Optometrists play an important role in evaluating children who present with headaches. A comprehensive assessment is required to rule out neurologic signs, ocular pathology and binocular vision or accommodative dysfunction. Communicating findings to the patient’s medical doctor is also key.
The ocular exam
Just like any other examination, a headache evaluation begins with the basics: visual acuity, pupils, and extraocular motility testing. The following findings during assessments of these systems would be causes for alarm and would warrant further investigation:
Visual acuity that is reduced with no apparent refractive, amblyopic, or pathologic cause
Presence of anisocoria (non-physiologic) or an afferent pupillary defect
Restriction of movement on extraocular motility testing
A comprehensive evaluation of a headache patient should include an assessment of ocular health and visual field (automated if the patient is able). Visual field is an important tool to evaluate the integrity of the visual pathway. Neurologic visual field loss (such as homonymous hemianopsia, bitemporal hemianopsia) would indicate a likely organic cause of headache. Increased intraocular pressure (IOP) and anterior and/or posterior segment inflammation should be ruled out as a cause of pain that may be interpreted as headache by a child. The most ominous ocular finding to rule out is papilledema, which indicates increased intracranial pressure.

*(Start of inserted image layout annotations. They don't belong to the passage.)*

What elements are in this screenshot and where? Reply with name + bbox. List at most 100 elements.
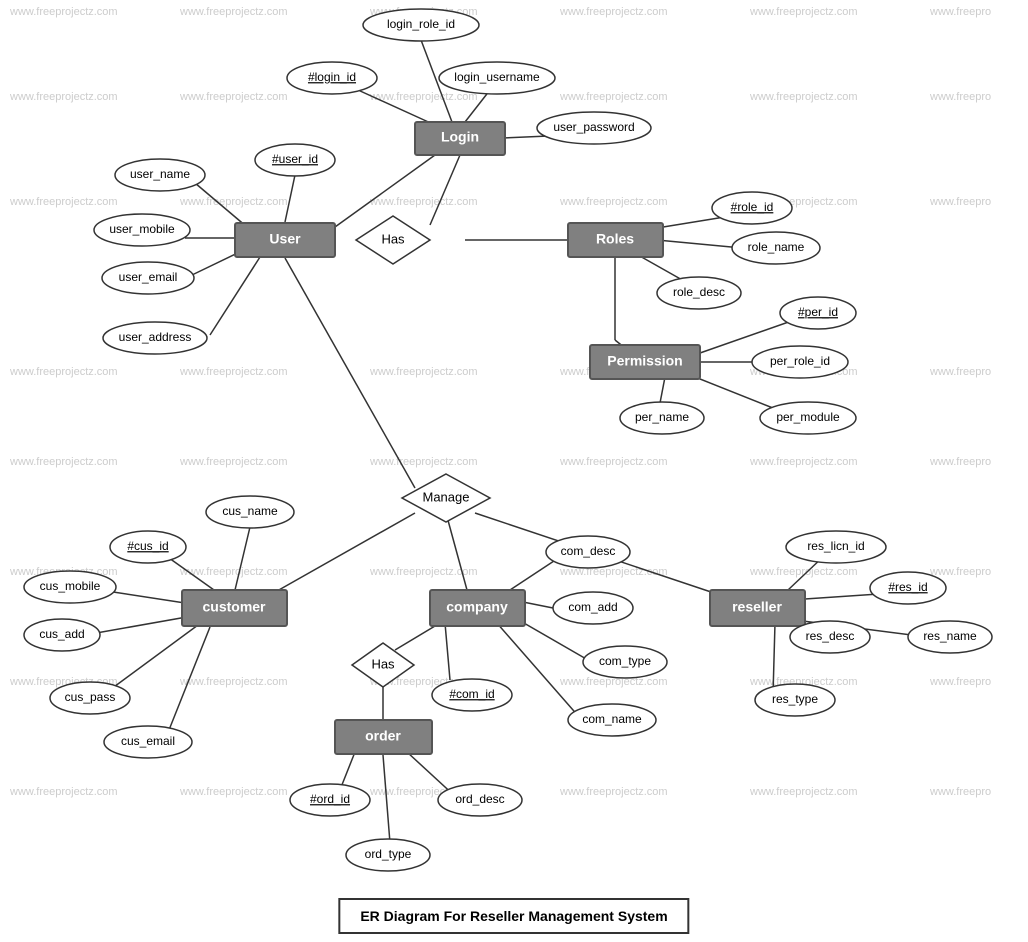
watermark: www.freeprojectz.com	[9, 6, 118, 18]
attr-res-name: res_name	[908, 621, 992, 653]
svg-text:order: order	[365, 728, 401, 744]
svg-text:res_type: res_type	[772, 692, 818, 706]
attr-cus-mobile: cus_mobile	[24, 571, 116, 603]
attr-res-id: #res_id	[870, 572, 946, 604]
attr-user-mobile: user_mobile	[94, 214, 190, 246]
watermark: www.freeprojectz.com	[369, 366, 478, 378]
svg-text:Has: Has	[371, 656, 395, 671]
attr-per-id: #per_id	[780, 297, 856, 329]
svg-text:user_password: user_password	[553, 120, 634, 134]
attr-role-name: role_name	[732, 232, 820, 264]
svg-text:Manage: Manage	[423, 489, 470, 504]
attr-com-id: #com_id	[432, 679, 512, 711]
entity-reseller: reseller	[710, 590, 805, 626]
watermark: www.freepro	[929, 196, 991, 208]
svg-text:company: company	[446, 599, 508, 615]
attr-login-id: #login_id	[287, 62, 377, 94]
watermark: www.freeprojectz.com	[9, 91, 118, 103]
attr-com-type: com_type	[583, 646, 667, 678]
svg-text:#res_id: #res_id	[888, 580, 927, 594]
svg-text:ord_desc: ord_desc	[455, 792, 504, 806]
attr-per-module: per_module	[760, 402, 856, 434]
entity-user: User	[235, 223, 335, 257]
watermark: www.freeprojectz.com	[559, 6, 668, 18]
svg-text:Login: Login	[441, 129, 479, 145]
entity-roles: Roles	[568, 223, 663, 257]
watermark: www.freeprojectz.com	[9, 786, 118, 798]
watermark: www.freeprojectz.com	[749, 786, 858, 798]
svg-text:#com_id: #com_id	[449, 687, 494, 701]
attr-user-name: user_name	[115, 159, 205, 191]
svg-text:#role_id: #role_id	[731, 200, 774, 214]
watermark: www.freeprojectz.com	[179, 91, 288, 103]
watermark: www.freepro	[929, 6, 991, 18]
attr-res-type: res_type	[755, 684, 835, 716]
svg-text:#user_id: #user_id	[272, 152, 318, 166]
watermark: www.freeprojectz.com	[749, 456, 858, 468]
watermark: www.freeprojectz.com	[559, 786, 668, 798]
svg-text:cus_add: cus_add	[39, 627, 84, 641]
svg-text:com_name: com_name	[582, 712, 642, 726]
watermark: www.freepro	[929, 676, 991, 688]
svg-text:#cus_id: #cus_id	[127, 539, 168, 553]
svg-text:user_email: user_email	[119, 270, 178, 284]
diagram-title: ER Diagram For Reseller Management Syste…	[338, 898, 689, 934]
svg-text:login_role_id: login_role_id	[387, 17, 455, 31]
watermark: www.freeprojectz.com	[179, 6, 288, 18]
svg-text:per_role_id: per_role_id	[770, 354, 830, 368]
svg-text:res_licn_id: res_licn_id	[807, 539, 864, 553]
svg-text:cus_name: cus_name	[222, 504, 278, 518]
svg-text:res_name: res_name	[923, 629, 977, 643]
attr-login-role-id: login_role_id	[363, 9, 479, 41]
watermark: www.freeprojectz.com	[749, 91, 858, 103]
attr-ord-desc: ord_desc	[438, 784, 522, 816]
attr-user-id: #user_id	[255, 144, 335, 176]
svg-text:com_desc: com_desc	[561, 544, 616, 558]
svg-text:Roles: Roles	[596, 231, 634, 247]
watermark: www.freeprojectz.com	[749, 6, 858, 18]
relationship-has1: Has	[356, 216, 430, 264]
attr-cus-name: cus_name	[206, 496, 294, 528]
attr-cus-pass: cus_pass	[50, 682, 130, 714]
watermark: www.freeprojectz.com	[369, 196, 478, 208]
svg-text:per_name: per_name	[635, 410, 689, 424]
entity-login: Login	[415, 122, 505, 155]
svg-text:User: User	[269, 231, 301, 247]
watermark: www.freepro	[929, 566, 991, 578]
attr-cus-add: cus_add	[24, 619, 100, 651]
svg-text:customer: customer	[202, 599, 266, 615]
svg-text:cus_email: cus_email	[121, 734, 175, 748]
svg-text:per_module: per_module	[776, 410, 840, 424]
svg-text:login_username: login_username	[454, 70, 540, 84]
attr-login-username: login_username	[439, 62, 555, 94]
watermark: www.freeprojectz.com	[559, 456, 668, 468]
svg-text:ord_type: ord_type	[365, 847, 412, 861]
attr-user-address: user_address	[103, 322, 207, 354]
svg-text:Has: Has	[381, 231, 405, 246]
watermark: www.freepro	[929, 366, 991, 378]
svg-text:user_name: user_name	[130, 167, 190, 181]
attr-per-role-id: per_role_id	[752, 346, 848, 378]
watermark: www.freeprojectz.com	[369, 456, 478, 468]
attr-per-name: per_name	[620, 402, 704, 434]
svg-text:role_desc: role_desc	[673, 285, 725, 299]
svg-text:com_type: com_type	[599, 654, 651, 668]
attr-user-password: user_password	[537, 112, 651, 144]
attr-cus-email: cus_email	[104, 726, 192, 758]
watermark: www.freepro	[929, 456, 991, 468]
watermark: www.freeprojectz.com	[9, 366, 118, 378]
watermark: www.freeprojectz.com	[559, 91, 668, 103]
svg-text:#per_id: #per_id	[798, 305, 838, 319]
svg-text:cus_pass: cus_pass	[65, 690, 116, 704]
attr-ord-type: ord_type	[346, 839, 430, 871]
relationship-manage: Manage	[402, 474, 490, 522]
watermark: www.freeprojectz.com	[179, 366, 288, 378]
watermark: www.freeprojectz.com	[9, 456, 118, 468]
watermark: www.freeprojectz.com	[369, 91, 478, 103]
attr-res-licn-id: res_licn_id	[786, 531, 886, 563]
watermark: www.freeprojectz.com	[559, 196, 668, 208]
attr-cus-id: #cus_id	[110, 531, 186, 563]
watermark: www.freeprojectz.com	[9, 196, 118, 208]
entity-permission: Permission	[590, 345, 700, 379]
svg-text:Permission: Permission	[607, 353, 682, 369]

While it is important to rule out ocular signs of emergent headaches, in my experience the exam is much more likely to find that a secondary headache with ocular etiology is caused by something easily diagnosed and treated within an optometric office.
Foremost, refractive error must be evaluated. Myopia and astigmatism are typically easy to detect, but hyperopia can be a little trickier. In some children, even small amounts of hyperopia can cause headaches. This hyperopia may be latent and not be apparent until the patient is cyclopleged (1% cyclopentolate recommended). In a headache patient, prescribing even low amounts of hyperopia is warranted to rule out that their refractive error may be the headache trigger.